The authors argue that this is not problematic to their identification strategy, as they indeed are significant determinants, but explain very little of the actual food stamp adoption. As the figures above show, the magnitude of the estimate is low and varation high. Still, to control for these possible confounders, they include linear trends interacted with these pre-treatment significant determinants in their estimation equation. This controls for observable, parametric trends across countries, but does not take into account unobservable, non-parametric trends. In their paper they present results for estiamtes with and without state fixed effects, with and without pilot counties. For a detailed overview of their results refer to Table 1 in their AEJ paper.

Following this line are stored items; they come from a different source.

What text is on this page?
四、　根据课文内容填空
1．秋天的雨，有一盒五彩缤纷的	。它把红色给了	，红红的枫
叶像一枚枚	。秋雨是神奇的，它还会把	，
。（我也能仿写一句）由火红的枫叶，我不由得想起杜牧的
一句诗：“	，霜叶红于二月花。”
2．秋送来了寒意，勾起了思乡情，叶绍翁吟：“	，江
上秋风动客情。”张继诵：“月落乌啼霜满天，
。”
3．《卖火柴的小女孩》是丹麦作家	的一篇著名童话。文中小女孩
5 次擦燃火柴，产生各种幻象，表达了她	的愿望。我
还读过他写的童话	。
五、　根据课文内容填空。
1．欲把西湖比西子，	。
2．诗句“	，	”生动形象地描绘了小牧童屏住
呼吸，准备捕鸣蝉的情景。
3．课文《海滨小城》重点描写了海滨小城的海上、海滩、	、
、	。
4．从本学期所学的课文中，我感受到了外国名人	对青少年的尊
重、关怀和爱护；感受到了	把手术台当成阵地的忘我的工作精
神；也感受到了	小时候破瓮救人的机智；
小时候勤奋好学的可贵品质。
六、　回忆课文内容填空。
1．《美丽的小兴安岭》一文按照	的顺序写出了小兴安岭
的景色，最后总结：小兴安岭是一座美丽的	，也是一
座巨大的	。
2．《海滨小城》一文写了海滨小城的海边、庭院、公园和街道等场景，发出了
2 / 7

No confounding alternative programs or policies
Hoynes and Schanzenbach (2009) state that the FSP was introduced during a time of great expansion of programs for the Poor in the US. To take this into consideration, and control for possible confounding programs introduced at the same time, they control for county-by-year controls for federal spending on other social programs. They show that the introduction of this covariate does not significantly change their outcome of interest, confirming the “cleaniness” of their identification strategy.
Staggered Difference-in-Difference: Can we trust it?
In economic papers, you often have to show that your results are robust. What does that mean? You want to show that your results indeed hold, and are not just a result of specific characteristics of how you defined your estimation equation, or your data. Hoynes et al. (2016) conduct some of the most common robustness tests. These are:
- Reestimating the estimation equation for subgroups of the underyling sample
- Adding additional controls, or introducing more fixed-effects
- Conducting placebo tests
- Conducting a triple difference design
- Estimating an event study
In their paper the authors reestimate the equation by gender, to see if either male or female individuals drive the results. They reestimate their results including controls for county programs and resources available between age zero and five, to control for potential confounders. And they conduct a placebo test through restricting the sample to individuals likely to be unaffected by the program (in their case restricting the sample to families with high education). To better understand the Triple-Difference estimation see my latest blogpost on Triple-Difference - Why Triple?. Hoynes et al. (2016) apply a Triple-Difference strategy interacting their treatment variable \(FSP_{cb}\) with the probability of being affected by the program, the group-level food stamp participation rate \(P_g\). The main identification assumption here then is that there are no differential trends for high participation versus low participation groups within early versus late implementing countries.
As many papers applying Difference-in-Difference, and especially staggered Difference-in-Difference strategies, the authors also use an event-study design to confirm the robustness of their results. I will treat this design that slightly differs from the DiD that we have seen so far in this blogpost on event studies.
Also, have in mind that there is an entire new literature emerging that analyzes what the generalized DiD estimate actually is about, and until which degree we can apply traditional interpretations of DiD estimates to a staggered Difference-in-Difference design. I will discuss this literature in a future blogpost.